Meta delayed its Avocado AI model to May 2026 after failing internal benchmarks
The system lags behind OpenAI, Google, and Anthropic in reasoning and coding
Chief AI Officer Alexandr Wang is leading a shift toward proprietary, paid models
Meta Platforms has delayed the release of its next foundational AI model, code-named Avocado, pushing its expected launch to at least May after internal tests showed the system lagging behind rival models on key capabilities such as reasoning, coding and writing tasks, The New York Times reported.
The delay complicates what was expected to be a breakthrough year for the company’s AI push and tempers expectations that Meta would soon match the performance of leading large language models from competitors such as Google, OpenAI and Anthropic.

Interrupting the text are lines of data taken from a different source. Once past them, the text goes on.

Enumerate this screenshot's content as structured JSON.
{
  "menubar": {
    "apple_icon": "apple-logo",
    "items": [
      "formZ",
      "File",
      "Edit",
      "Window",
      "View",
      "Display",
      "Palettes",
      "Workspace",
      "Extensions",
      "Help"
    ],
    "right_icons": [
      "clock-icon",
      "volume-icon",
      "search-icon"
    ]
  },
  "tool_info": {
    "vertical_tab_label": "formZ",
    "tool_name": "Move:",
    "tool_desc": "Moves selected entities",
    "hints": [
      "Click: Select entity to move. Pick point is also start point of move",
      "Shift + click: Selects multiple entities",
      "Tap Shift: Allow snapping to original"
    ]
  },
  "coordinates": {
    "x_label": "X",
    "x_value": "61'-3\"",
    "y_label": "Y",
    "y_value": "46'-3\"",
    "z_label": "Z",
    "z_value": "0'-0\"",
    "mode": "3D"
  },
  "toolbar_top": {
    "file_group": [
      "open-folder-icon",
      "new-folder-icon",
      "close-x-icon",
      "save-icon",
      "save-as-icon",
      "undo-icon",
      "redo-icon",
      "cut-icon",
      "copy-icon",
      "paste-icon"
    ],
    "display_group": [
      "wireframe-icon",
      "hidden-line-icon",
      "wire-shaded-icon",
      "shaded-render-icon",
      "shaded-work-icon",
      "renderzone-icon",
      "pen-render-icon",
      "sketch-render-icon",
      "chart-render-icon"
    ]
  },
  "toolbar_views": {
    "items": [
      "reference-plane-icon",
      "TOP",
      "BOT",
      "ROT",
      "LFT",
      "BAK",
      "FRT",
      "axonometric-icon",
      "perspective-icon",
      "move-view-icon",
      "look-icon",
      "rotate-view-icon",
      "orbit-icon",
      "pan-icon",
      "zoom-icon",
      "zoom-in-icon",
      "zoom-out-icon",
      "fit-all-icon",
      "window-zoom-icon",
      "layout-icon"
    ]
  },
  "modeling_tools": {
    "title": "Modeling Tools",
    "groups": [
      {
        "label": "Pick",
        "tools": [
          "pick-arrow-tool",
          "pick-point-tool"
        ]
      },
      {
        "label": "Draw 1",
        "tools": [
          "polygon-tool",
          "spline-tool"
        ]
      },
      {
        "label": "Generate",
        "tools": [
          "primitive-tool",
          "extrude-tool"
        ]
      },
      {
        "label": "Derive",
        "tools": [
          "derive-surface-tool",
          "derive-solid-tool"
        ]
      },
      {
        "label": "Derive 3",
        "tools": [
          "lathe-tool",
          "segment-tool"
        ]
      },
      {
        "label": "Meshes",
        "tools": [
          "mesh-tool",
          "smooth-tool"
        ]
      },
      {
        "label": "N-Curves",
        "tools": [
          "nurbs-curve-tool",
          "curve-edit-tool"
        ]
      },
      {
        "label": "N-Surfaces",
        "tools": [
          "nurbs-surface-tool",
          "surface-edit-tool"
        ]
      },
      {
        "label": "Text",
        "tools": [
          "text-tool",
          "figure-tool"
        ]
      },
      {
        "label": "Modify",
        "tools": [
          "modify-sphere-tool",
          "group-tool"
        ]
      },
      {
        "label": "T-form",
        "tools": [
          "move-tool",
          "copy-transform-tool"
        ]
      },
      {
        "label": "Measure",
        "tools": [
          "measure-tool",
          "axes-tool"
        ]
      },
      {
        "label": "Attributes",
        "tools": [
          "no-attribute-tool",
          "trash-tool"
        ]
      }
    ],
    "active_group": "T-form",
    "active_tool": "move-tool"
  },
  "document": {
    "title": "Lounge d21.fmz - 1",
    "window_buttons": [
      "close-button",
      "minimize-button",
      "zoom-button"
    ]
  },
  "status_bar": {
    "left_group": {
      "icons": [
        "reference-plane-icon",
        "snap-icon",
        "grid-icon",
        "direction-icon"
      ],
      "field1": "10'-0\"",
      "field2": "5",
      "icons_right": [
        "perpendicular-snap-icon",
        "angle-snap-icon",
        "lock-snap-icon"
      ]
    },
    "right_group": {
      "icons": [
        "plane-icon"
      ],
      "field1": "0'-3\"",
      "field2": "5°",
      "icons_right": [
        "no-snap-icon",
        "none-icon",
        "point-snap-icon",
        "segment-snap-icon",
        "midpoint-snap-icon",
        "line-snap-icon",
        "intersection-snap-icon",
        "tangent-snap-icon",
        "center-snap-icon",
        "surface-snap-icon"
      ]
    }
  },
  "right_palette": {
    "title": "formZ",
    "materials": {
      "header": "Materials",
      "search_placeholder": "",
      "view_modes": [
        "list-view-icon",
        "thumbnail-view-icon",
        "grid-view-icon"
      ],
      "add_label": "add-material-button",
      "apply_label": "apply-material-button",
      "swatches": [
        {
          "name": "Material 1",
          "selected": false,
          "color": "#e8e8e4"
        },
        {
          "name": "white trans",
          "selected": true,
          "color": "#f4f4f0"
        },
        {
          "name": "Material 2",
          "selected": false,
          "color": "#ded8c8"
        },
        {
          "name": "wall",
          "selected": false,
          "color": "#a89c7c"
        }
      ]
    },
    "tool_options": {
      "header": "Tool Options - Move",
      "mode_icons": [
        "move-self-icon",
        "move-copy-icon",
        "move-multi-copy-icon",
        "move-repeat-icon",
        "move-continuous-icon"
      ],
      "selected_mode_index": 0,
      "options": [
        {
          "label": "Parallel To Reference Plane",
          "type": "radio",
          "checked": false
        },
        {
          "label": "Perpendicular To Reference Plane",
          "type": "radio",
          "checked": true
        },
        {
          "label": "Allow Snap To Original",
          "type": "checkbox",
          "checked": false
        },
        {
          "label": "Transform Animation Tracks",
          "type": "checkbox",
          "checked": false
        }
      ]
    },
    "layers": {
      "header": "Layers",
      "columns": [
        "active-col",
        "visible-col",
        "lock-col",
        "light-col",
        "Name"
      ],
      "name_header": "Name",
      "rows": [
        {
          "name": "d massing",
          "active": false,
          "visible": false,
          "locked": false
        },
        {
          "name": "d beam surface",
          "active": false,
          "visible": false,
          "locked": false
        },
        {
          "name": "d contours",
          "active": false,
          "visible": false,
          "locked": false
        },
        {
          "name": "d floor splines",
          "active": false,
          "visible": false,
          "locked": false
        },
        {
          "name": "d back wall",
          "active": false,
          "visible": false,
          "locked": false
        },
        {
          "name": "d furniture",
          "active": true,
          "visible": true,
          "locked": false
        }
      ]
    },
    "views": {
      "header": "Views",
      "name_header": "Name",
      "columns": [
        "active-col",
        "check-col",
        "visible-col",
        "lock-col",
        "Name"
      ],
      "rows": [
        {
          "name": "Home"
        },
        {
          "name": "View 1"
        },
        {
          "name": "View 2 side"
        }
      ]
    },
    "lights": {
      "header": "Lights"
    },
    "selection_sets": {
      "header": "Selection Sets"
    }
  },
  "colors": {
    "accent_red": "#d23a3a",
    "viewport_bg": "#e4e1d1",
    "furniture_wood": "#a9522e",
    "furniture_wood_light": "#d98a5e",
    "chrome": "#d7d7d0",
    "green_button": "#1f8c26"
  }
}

Avocado’s Performance Issues
Internal evaluations reportedly found that Avocado performs better than Meta’s earlier model, Llama 4, but still trails the most recent systems released by rival AI developers.
The performance gap has led executives to consider interim measures, including the possibility of licensing an external AI model to power some products while development of Avocado continues.
The setback comes amid a broader restructuring of Meta’s AI strategy. Following the underwhelming reception of Llama 4, the company invested $14.3 billion in Scale AI and elevated its founder Alexandr Wang to help lead the company’s AI initiatives.
Meta’s TBD Lab
A new internal group known as TBD Lab has been tasked with developing several next-generation models, including Avocado as well as an image- and video-focused model called Mango. The team is also planning a larger follow-up model known internally as Watermelon. However, the effort has reportedly faced internal turnover and strategic disagreements with senior executives such as Chris Cox and Andrew Bosworth over priorities and monetisation strategy.
The situation highlights how even companies with vast financial and computing resources struggle to quickly match the performance of cutting-edge AI systems. Achieving strong performance across multiple skills, including reasoning, coding and natural language generation, remains technically challenging.
The delay also reflects Meta’s ongoing debate over whether its future models should be open source or more tightly controlled. While earlier Llama models were widely released to the developer community, the company is reportedly leaning toward more controlled releases to better manage safety and commercial considerations.